Chronique

Villes : Ordures d’un peu partout

Si on vous parle d’une ville croulant sous ses milliers de tonnes d’ordures journalières, dont une bonne partie est composée de déchets plastiques, il ne s’agit pas, ou pas encore, de celle à laquelle vous pensez, mais d’une grande métropole d’Afrique centrale. Une revue des villes les plus sales de la planète passe néanmoins fatalement par « celle à- laquelle-vous-pensez », et pour laquelle rien ne vaut le témoignage d’une rescapée : « Nous vivions dans un abri en toile de jute. Nous travaillions surtout la nuit sur un bac à ordures où, pour nous nourrir, nous ramassions ce que les gens y jetaient. Nous réchauffions ce qu’on pouvait dans des boites de conserves. »

Il fut un temps où les rues d’une capitale du Maghreb étaient de véritables décharges à ciel ouvert, avant qu’une société française ne prenne en main le problème du ramassage. Le maire avait trouvé l’explication de l’état de sa ville : « Nous sommes un peuple de bédouins et ne sommes pas habitués à la vie en milieu urbain. Les bédouins plantent leurs tentes, et quand c’est sale tout autour ils vont ailleurs. »

Mais qu’on vous parle aussi d’une très belle ville italienne dans un temps pas si éloigné.

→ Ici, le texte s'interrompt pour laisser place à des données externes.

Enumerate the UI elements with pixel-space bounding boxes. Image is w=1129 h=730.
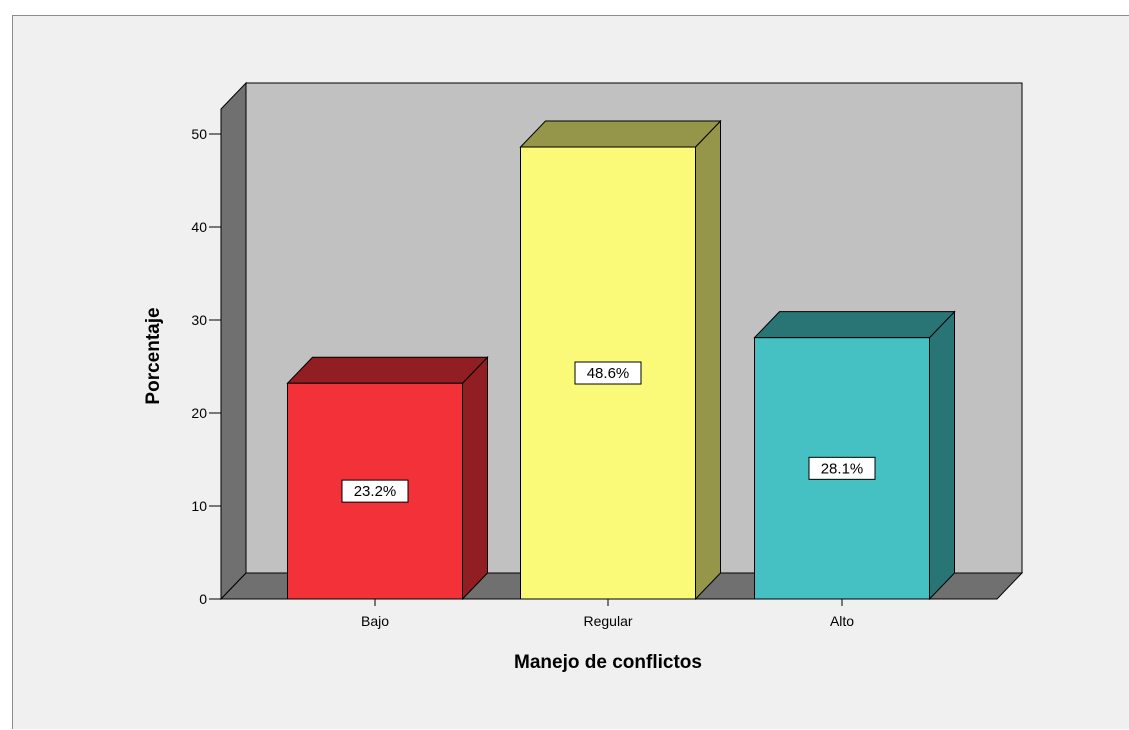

Les déchets industriels y étaient plus rentables à la mafia que la cocaïne. Vingt-six millions de tonnes étaient dispersées dans la nature, l’équivalent d’une montagne de produits toxiques de plusieurs kilomètres de haut, et brûlées à l’air libre. Des pâturages étaient pollués, et des troupeaux entiers décimés.

Retour dans la ville d’Afrique Centrale où des esprits ingénieux se proposent de recycler le plastique pour en faire des pavés très résistants en forme d’étoile. Ils attendent toujours une oreille attentive à leur projet.